After the adapter has processed through all the data files in a polling cycle, it deletes all the corresponding semaphore files.

Confirm Complete

Indicates the special measures that Ensemble should take to confirm complete receipt of a file. The options are:

List option	Integer value	Description
None	0	Take no special measures to determine if a file is complete.
Size	1	Wait until the reported size of the file in the FilePath directory stops increasing. This option may not be sufficient when the source application is sluggish. If the operating system reports the same file size for a duration of the File Access Timeout setting, then Ensemble considers the file complete.
Rename	2	Read more data for a file until the operating system allows Ensemble to rename the file.
Readable	4	Consider the file complete if it can open it in Read mode.
Writable	8	Consider the file complete if it can open it in Write mode (as a test only; it does not write to the file).

The effectiveness of each option depends on the operating system and the details of the process that puts the file in the File Path directory.

File Access Timeout

Amount of time in seconds that the system waits for information from the source application before confirming the complete receipt of a file.

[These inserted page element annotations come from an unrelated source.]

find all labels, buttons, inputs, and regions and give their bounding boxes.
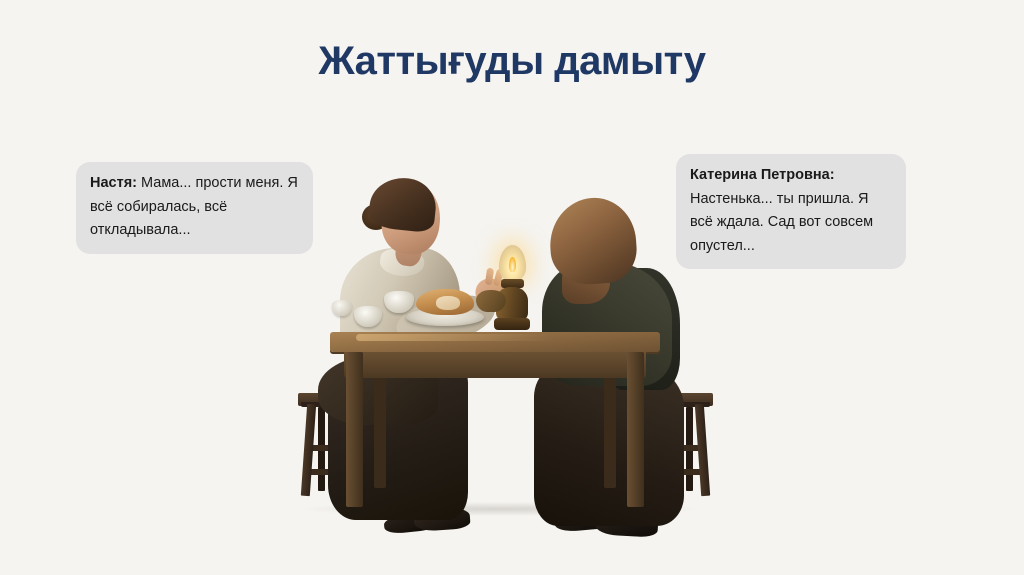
lamp-base [494,318,530,330]
bread-loaf [416,289,474,315]
speech-bubble-left-speaker: Настя: [90,175,137,191]
table-leg [346,352,363,507]
illustration-two-women-at-table [280,150,750,550]
table-apron [344,352,646,378]
table-leg [627,352,644,507]
hair [367,175,438,234]
wooden-table [330,332,660,507]
page-title: Жаттығуды дамыту [0,38,1024,84]
teapot [476,290,506,312]
speech-bubble-left: Настя: Мама... прости меня. Я всё собира… [76,162,313,254]
headscarf [547,195,639,287]
lamp-flame [509,257,516,272]
table-top [330,332,660,352]
slide-canvas: Жаттығуды дамыту Настя: Мама... прости м… [0,0,1024,575]
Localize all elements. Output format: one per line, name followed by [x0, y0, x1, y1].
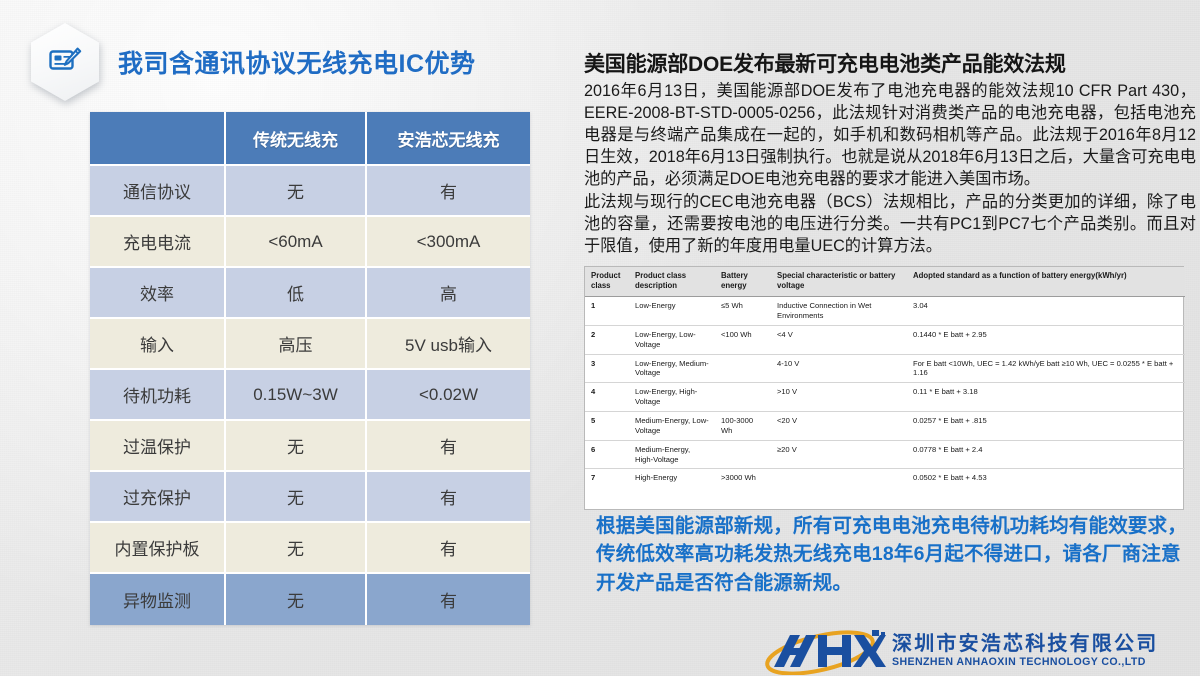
table-row: 1 Low-Energy ≤5 Wh Inductive Connection …	[585, 297, 1185, 326]
doe-col-battery-energy: Battery energy	[715, 267, 771, 297]
doe-cell-energy: 100-3000 Wh	[715, 411, 771, 440]
table-row: 4 Low-Energy, High-Voltage >10 V 0.11 * …	[585, 383, 1185, 412]
doe-cell-characteristic: <4 V	[771, 325, 907, 354]
row-anhaoxin-value: 有	[367, 523, 530, 574]
doe-table-header-row: Product class Product class description …	[585, 267, 1185, 297]
row-traditional-value: 无	[226, 574, 367, 625]
row-traditional-value: 低	[226, 268, 367, 319]
doe-cell-standard: 3.04	[907, 297, 1185, 326]
row-label: 过温保护	[90, 421, 226, 472]
row-traditional-value: 0.15W~3W	[226, 370, 367, 421]
doe-product-class-table: Product class Product class description …	[584, 266, 1184, 510]
row-traditional-value: 无	[226, 523, 367, 574]
doe-cell-energy	[715, 383, 771, 412]
doe-cell-energy: >3000 Wh	[715, 469, 771, 487]
doe-cell-standard: 0.11 * E batt + 3.18	[907, 383, 1185, 412]
doe-cell-description: Low-Energy	[629, 297, 715, 326]
company-logo: 深圳市安浩芯科技有限公司 SHENZHEN ANHAOXIN TECHNOLOG…	[760, 628, 1200, 676]
table-row: 效率 低 高	[90, 268, 530, 319]
doe-cell-description: Low-Energy, Medium-Voltage	[629, 354, 715, 383]
column-header-anhaoxin: 安浩芯无线充	[367, 112, 530, 166]
ahx-logo-icon	[760, 629, 886, 675]
row-label: 充电电流	[90, 217, 226, 268]
row-traditional-value: 无	[226, 472, 367, 523]
doe-cell-characteristic	[771, 469, 907, 487]
doe-col-adopted-standard: Adopted standard as a function of batter…	[907, 267, 1185, 297]
column-header-traditional: 传统无线充	[226, 112, 367, 166]
row-traditional-value: 无	[226, 166, 367, 217]
doe-cell-energy	[715, 354, 771, 383]
table-row: 过温保护 无 有	[90, 421, 530, 472]
article-paragraph-2: 此法规与现行的CEC电池充电器（BCS）法规相比，产品的分类更加的详细，除了电池…	[584, 191, 1196, 257]
row-anhaoxin-value: 有	[367, 421, 530, 472]
doe-cell-class: 2	[585, 325, 629, 354]
doe-cell-standard: 0.1440 * E batt + 2.95	[907, 325, 1185, 354]
doe-cell-characteristic: >10 V	[771, 383, 907, 412]
doe-cell-energy: <100 Wh	[715, 325, 771, 354]
slide-canvas: 我司含通讯协议无线充电IC优势 传统无线充 安浩芯无线充 通信协议 无 有 充电…	[0, 0, 1200, 676]
doe-cell-standard: 0.0257 * E batt + .815	[907, 411, 1185, 440]
table-row: 内置保护板 无 有	[90, 523, 530, 574]
table-row: 6 Medium-Energy, High-Voltage ≥20 V 0.07…	[585, 440, 1185, 469]
doe-cell-class: 1	[585, 297, 629, 326]
doe-cell-standard: 0.0502 * E batt + 4.53	[907, 469, 1185, 487]
doe-cell-characteristic: ≥20 V	[771, 440, 907, 469]
doe-cell-characteristic: <20 V	[771, 411, 907, 440]
table-row: 充电电流 <60mA <300mA	[90, 217, 530, 268]
comparison-table: 传统无线充 安浩芯无线充 通信协议 无 有 充电电流 <60mA <300mA …	[90, 112, 530, 625]
table-row: 过充保护 无 有	[90, 472, 530, 523]
conclusion-callout: 根据美国能源部新规，所有可充电电池充电待机功耗均有能效要求，传统低效率高功耗发热…	[596, 512, 1200, 597]
company-name-cn: 深圳市安浩芯科技有限公司	[892, 634, 1158, 655]
doe-cell-energy: ≤5 Wh	[715, 297, 771, 326]
table-row: 3 Low-Energy, Medium-Voltage 4-10 V For …	[585, 354, 1185, 383]
table-row: 通信协议 无 有	[90, 166, 530, 217]
row-anhaoxin-value: <0.02W	[367, 370, 530, 421]
row-traditional-value: 无	[226, 421, 367, 472]
article-column: 美国能源部DOE发布最新可充电电池类产品能效法规 2016年6月13日，美国能源…	[584, 52, 1196, 510]
row-label: 待机功耗	[90, 370, 226, 421]
article-heading: 美国能源部DOE发布最新可充电电池类产品能效法规	[584, 52, 1196, 78]
doe-col-product-class: Product class	[585, 267, 629, 297]
table-row: 2 Low-Energy, Low-Voltage <100 Wh <4 V 0…	[585, 325, 1185, 354]
row-label: 过充保护	[90, 472, 226, 523]
company-logo-text: 深圳市安浩芯科技有限公司 SHENZHEN ANHAOXIN TECHNOLOG…	[892, 634, 1158, 670]
row-anhaoxin-value: 5V usb输入	[367, 319, 530, 370]
doe-cell-description: High-Energy	[629, 469, 715, 487]
doe-cell-class: 4	[585, 383, 629, 412]
row-label: 输入	[90, 319, 226, 370]
row-anhaoxin-value: 有	[367, 574, 530, 625]
table-row: 7 High-Energy >3000 Wh 0.0502 * E batt +…	[585, 469, 1185, 487]
doe-cell-class: 3	[585, 354, 629, 383]
table-row: 输入 高压 5V usb输入	[90, 319, 530, 370]
doe-col-description: Product class description	[629, 267, 715, 297]
comparison-table-header-row: 传统无线充 安浩芯无线充	[90, 112, 530, 166]
ahx-logo-mark	[760, 629, 886, 675]
doe-cell-description: Low-Energy, Low-Voltage	[629, 325, 715, 354]
doe-cell-standard: 0.0778 * E batt + 2.4	[907, 440, 1185, 469]
document-edit-icon	[47, 44, 83, 80]
row-label: 效率	[90, 268, 226, 319]
doe-cell-class: 6	[585, 440, 629, 469]
table-row: 异物监测 无 有	[90, 574, 530, 625]
column-header-blank	[90, 112, 226, 166]
row-anhaoxin-value: 高	[367, 268, 530, 319]
doe-cell-class: 7	[585, 469, 629, 487]
doe-col-characteristic: Special characteristic or battery voltag…	[771, 267, 907, 297]
doe-cell-characteristic: Inductive Connection in Wet Environments	[771, 297, 907, 326]
doe-table-footer-space	[585, 487, 1183, 509]
row-traditional-value: <60mA	[226, 217, 367, 268]
header-badge	[30, 22, 100, 102]
row-label: 内置保护板	[90, 523, 226, 574]
page-title: 我司含通讯协议无线充电IC优势	[118, 44, 476, 80]
doe-cell-description: Medium-Energy, Low-Voltage	[629, 411, 715, 440]
doe-cell-characteristic: 4-10 V	[771, 354, 907, 383]
article-paragraph-1: 2016年6月13日，美国能源部DOE发布了电池充电器的能效法规10 CFR P…	[584, 80, 1196, 190]
row-anhaoxin-value: 有	[367, 166, 530, 217]
row-anhaoxin-value: 有	[367, 472, 530, 523]
slide-header: 我司含通讯协议无线充电IC优势	[30, 22, 476, 102]
doe-cell-standard: For E batt <10Wh, UEC = 1.42 kWh/yE batt…	[907, 354, 1185, 383]
table-row: 5 Medium-Energy, Low-Voltage 100-3000 Wh…	[585, 411, 1185, 440]
doe-cell-class: 5	[585, 411, 629, 440]
row-label: 异物监测	[90, 574, 226, 625]
doe-cell-description: Low-Energy, High-Voltage	[629, 383, 715, 412]
doe-cell-energy	[715, 440, 771, 469]
row-label: 通信协议	[90, 166, 226, 217]
company-name-en: SHENZHEN ANHAOXIN TECHNOLOGY CO.,LTD	[892, 655, 1158, 670]
table-row: 待机功耗 0.15W~3W <0.02W	[90, 370, 530, 421]
doe-cell-description: Medium-Energy, High-Voltage	[629, 440, 715, 469]
row-traditional-value: 高压	[226, 319, 367, 370]
row-anhaoxin-value: <300mA	[367, 217, 530, 268]
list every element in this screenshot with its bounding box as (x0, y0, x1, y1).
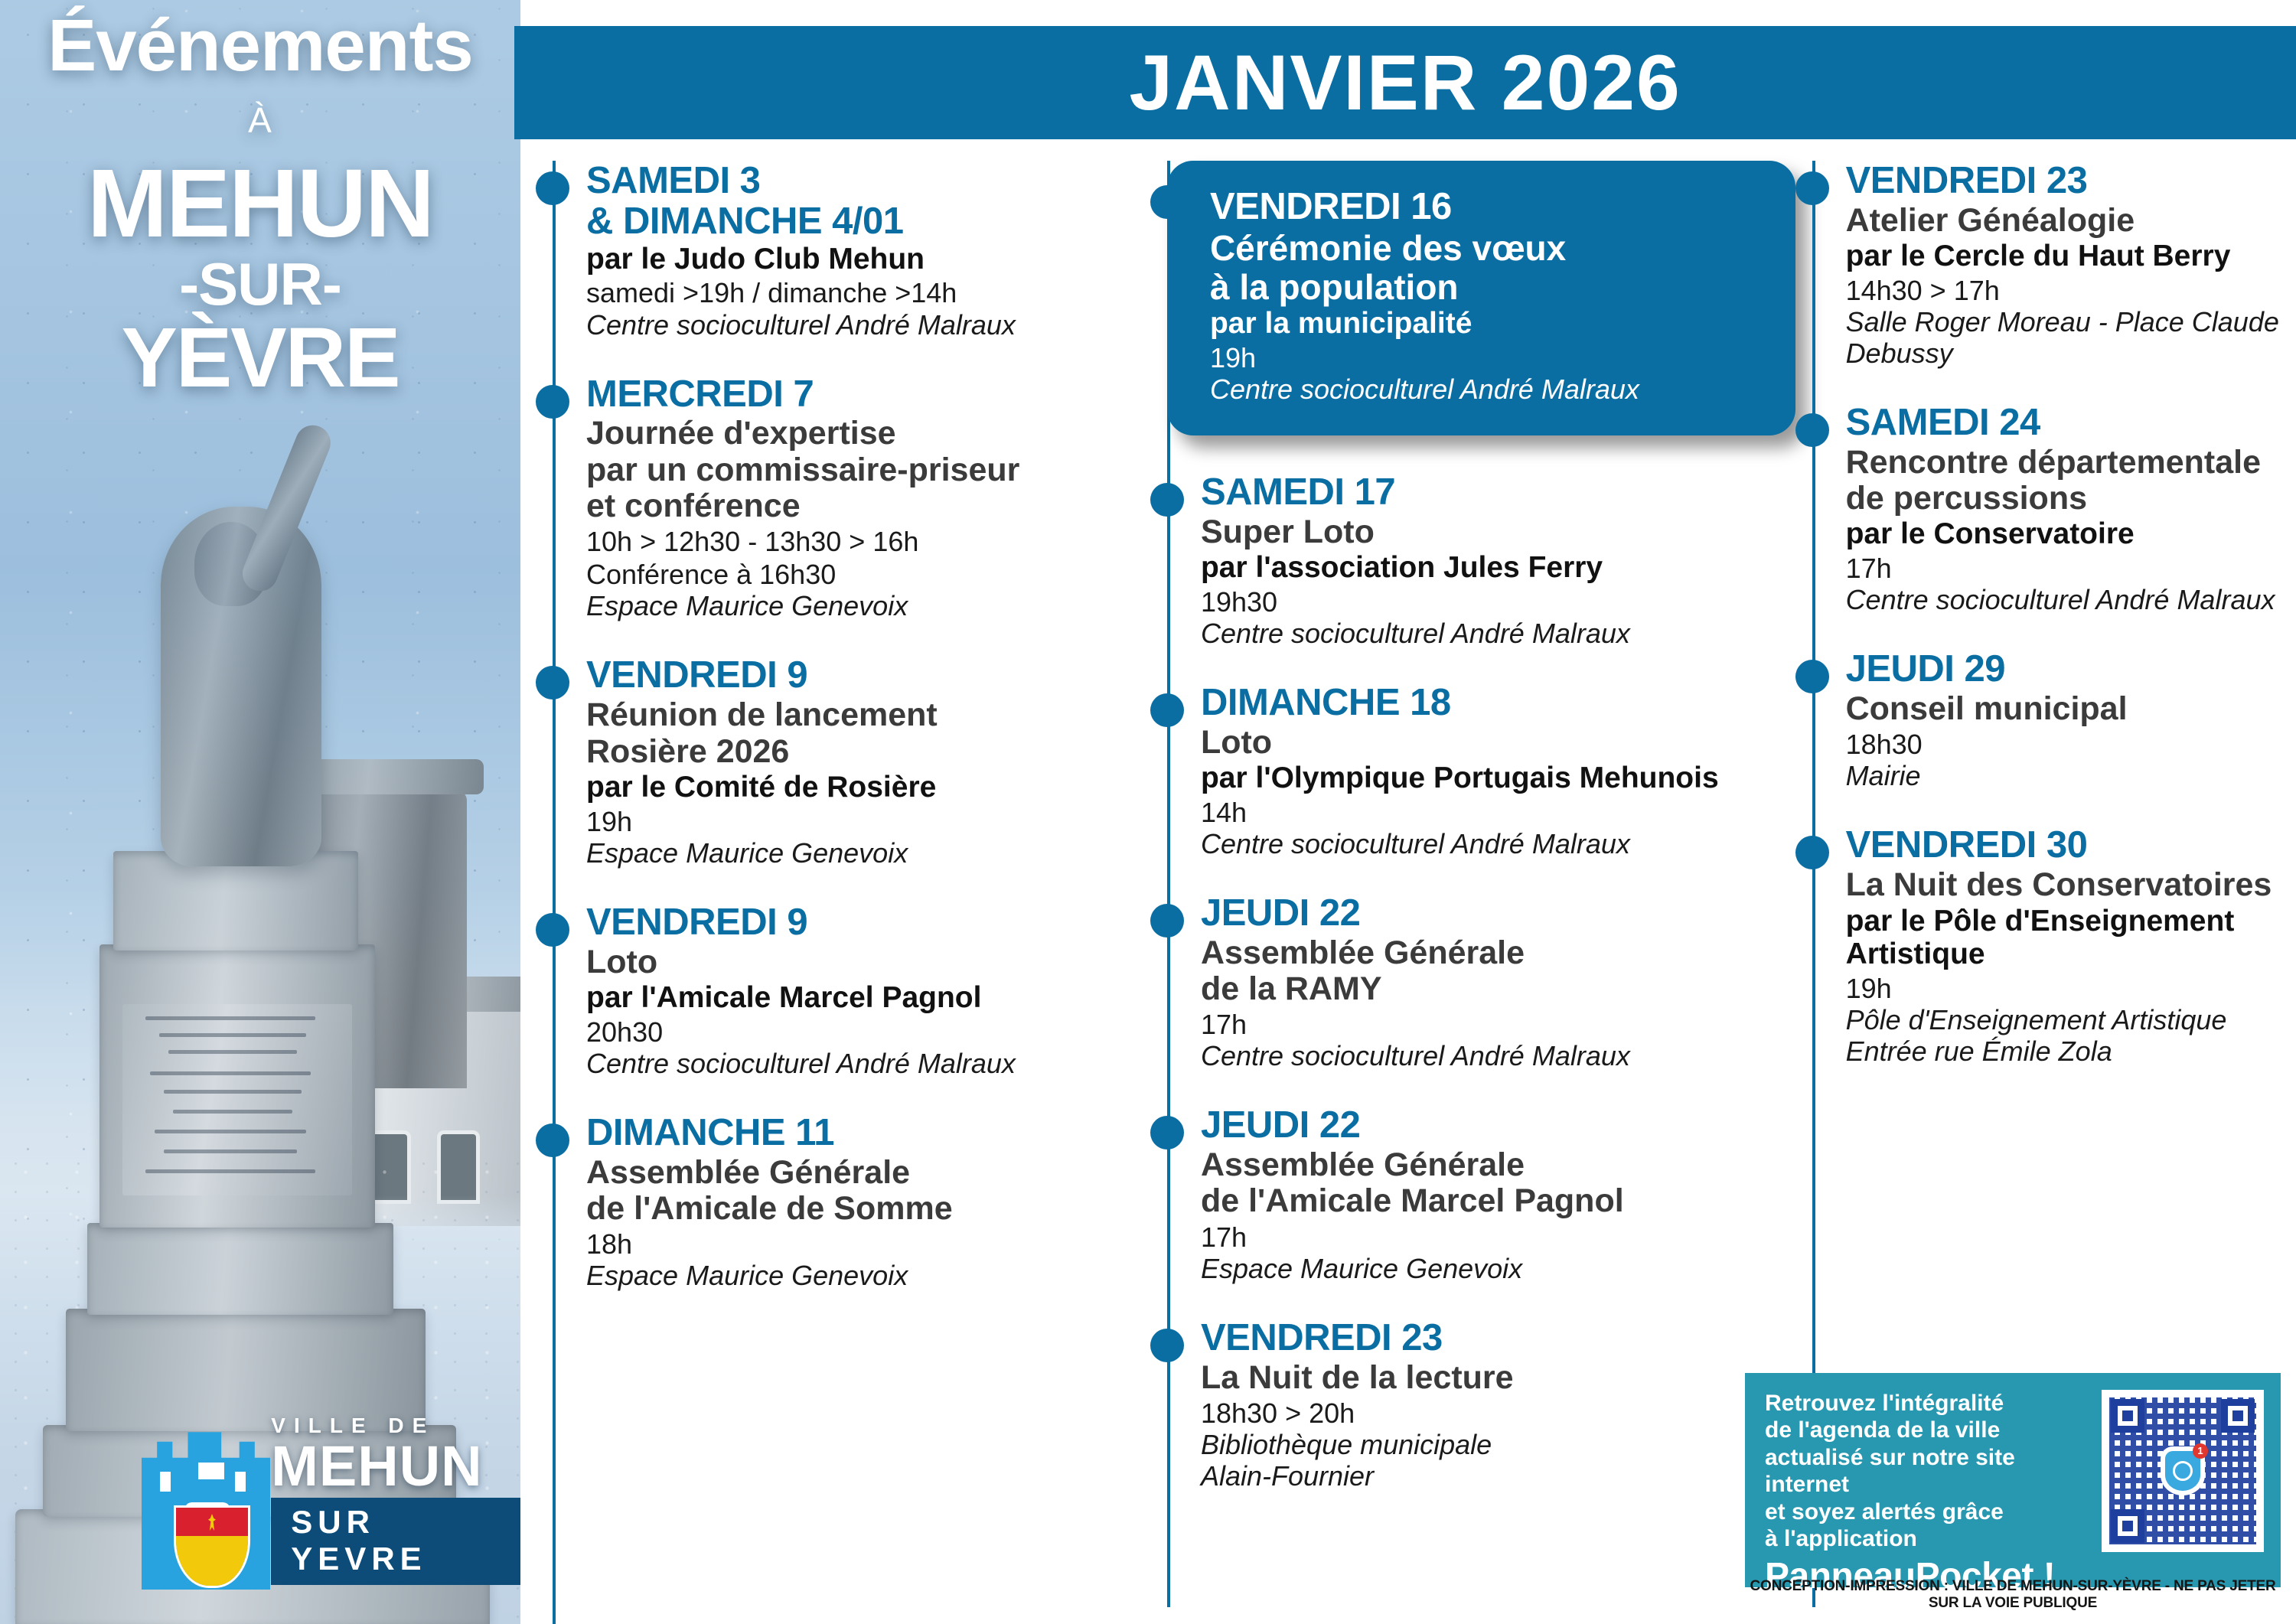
event-time: samedi >19h / dimanche >14h (586, 277, 1150, 308)
event-organizer: par le Judo Club Mehun (586, 243, 1150, 276)
event-item[interactable]: DIMANCHE 11Assemblée Généralede l'Amical… (536, 1113, 1150, 1292)
event-title: Conseil municipal (1846, 691, 2281, 727)
month-header-bar: JANVIER 2026 (514, 26, 2296, 139)
event-organizer: par le Conservatoire (1846, 517, 2281, 551)
timeline-dot-icon (1150, 483, 1184, 517)
city-logo-sur-yevre: SUR YEVRE (271, 1498, 520, 1585)
event-date: SAMEDI 17 (1201, 472, 1795, 513)
event-place: Centre socioculturel André Malraux (586, 309, 1150, 341)
promo-line-1: Retrouvez l'intégralité (1765, 1390, 2089, 1417)
event-title: Assemblée Généralede la RAMY (1201, 935, 1795, 1008)
qr-notification-badge: 1 (2193, 1443, 2208, 1459)
event-title: Journée d'expertisepar un commissaire-pr… (586, 416, 1150, 524)
event-place-line2: Alain-Fournier (1201, 1460, 1795, 1492)
hero-title: Événements À MEHUN -SUR- YÈVRE (0, 9, 520, 401)
event-title: Atelier Généalogie (1846, 203, 2281, 239)
timeline-dot-icon (536, 666, 569, 699)
event-item[interactable]: VENDREDI 23La Nuit de la lecture18h30 > … (1150, 1318, 1795, 1492)
promo-line-3: actualisé sur notre site internet (1765, 1444, 2089, 1498)
event-date: JEUDI 22 (1201, 893, 1795, 934)
column-1: SAMEDI 3& DIMANCHE 4/01par le Judo Club … (536, 161, 1150, 1624)
event-time: 10h > 12h30 - 13h30 > 16h (586, 526, 1150, 557)
event-place-line2: Entrée rue Émile Zola (1846, 1035, 2281, 1067)
event-place-line2: Debussy (1846, 338, 2281, 369)
credit-line: CONCEPTION-IMPRESSION : VILLE DE MEHUN-S… (1745, 1578, 2281, 1612)
timeline-dot-icon (1150, 1116, 1184, 1150)
city-logo-mehun: MEHUN (271, 1438, 520, 1495)
panneaupocket-promo-box[interactable]: Retrouvez l'intégralité de l'agenda de l… (1745, 1373, 2281, 1587)
event-time: 17h (1846, 553, 2281, 584)
timeline-dot-icon (1150, 1329, 1184, 1362)
event-title: Assemblée Généralede l'Amicale Marcel Pa… (1201, 1147, 1795, 1220)
timeline-dot-icon (1795, 836, 1829, 869)
event-title: Réunion de lancementRosière 2026 (586, 697, 1150, 770)
event-item[interactable]: DIMANCHE 18Lotopar l'Olympique Portugais… (1150, 683, 1795, 859)
event-organizer: par le Pôle d'EnseignementArtistique (1846, 905, 2281, 971)
event-organizer: par le Comité de Rosière (586, 771, 1150, 804)
event-time: 17h (1201, 1009, 1795, 1040)
event-date: VENDREDI 9 (586, 655, 1150, 696)
timeline-dot-icon (536, 1123, 569, 1157)
event-place: Espace Maurice Genevoix (586, 1260, 1150, 1291)
event-place: Mairie (1846, 760, 2281, 791)
event-place: Espace Maurice Genevoix (586, 837, 1150, 869)
event-title: Rencontre départementalede percussions (1846, 445, 2281, 517)
timeline-dot-icon (536, 171, 569, 205)
event-time: 18h30 (1846, 729, 2281, 760)
event-title: Super Loto (1201, 514, 1795, 550)
panneaupocket-pin-icon: 1 (2165, 1451, 2200, 1491)
timeline-dot-icon (1795, 171, 1829, 205)
timeline-dot-icon (536, 385, 569, 419)
event-date: VENDREDI 23 (1846, 161, 2281, 201)
event-date: VENDREDI 9 (586, 902, 1150, 943)
event-time: 20h30 (586, 1016, 1150, 1048)
event-title: La Nuit des Conservatoires (1846, 867, 2281, 903)
timeline-dot-icon (1795, 660, 1829, 693)
coat-of-arms-icon (174, 1505, 250, 1588)
event-organizer: par l'association Jules Ferry (1201, 551, 1795, 585)
event-date: SAMEDI 24 (1846, 403, 2281, 443)
event-place: Centre socioculturel André Malraux (586, 1048, 1150, 1079)
qr-code-icon[interactable]: 1 (2102, 1390, 2264, 1552)
event-place: Centre socioculturel André Malraux (1846, 584, 2281, 615)
event-date: DIMANCHE 18 (1201, 683, 1795, 723)
event-date: SAMEDI 3& DIMANCHE 4/01 (586, 161, 1150, 242)
event-item[interactable]: JEUDI 22Assemblée Généralede l'Amicale M… (1150, 1105, 1795, 1284)
event-item[interactable]: VENDREDI 23Atelier Généalogiepar le Cerc… (1795, 161, 2281, 369)
event-item[interactable]: VENDREDI 9Lotopar l'Amicale Marcel Pagno… (536, 902, 1150, 1079)
column-3-events: VENDREDI 23Atelier Généalogiepar le Cerc… (1795, 161, 2281, 1067)
event-place: Bibliothèque municipale (1201, 1429, 1795, 1460)
column-1-events: SAMEDI 3& DIMANCHE 4/01par le Judo Club … (536, 161, 1150, 1291)
event-time-secondary: Conférence à 16h30 (586, 559, 1150, 590)
event-title: Cérémonie des vœux à la population (1210, 229, 1765, 306)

For more information, see Confirm Complete.

If you supply a decimal value, the system rounds the value up to the nearest whole number. The default value is 2.

File Path

Full pathname of the directory in which to look for files. This directory must exist, and it must be accessible through the file system on the local Ensemble machine.

File Spec

Filename or wildcard file specification for file(s) to retrieve. For the wildcard specification, use the convention that is appropriate for the operating system on the local Ensemble machine.

Subdirectory Levels

Number of levels of subdirectory depth under the given directory that should be searched for files.

Work Path

Full pathname of the directory where the adapter should place the input file while processing the data in the file. This directory must exist, and it must be accessible through the file system on the local Ensemble machine. This setting is useful when the same filename is used for repeated file submissions. If no WorkPath is specified, the adapter does not move the file while processing it.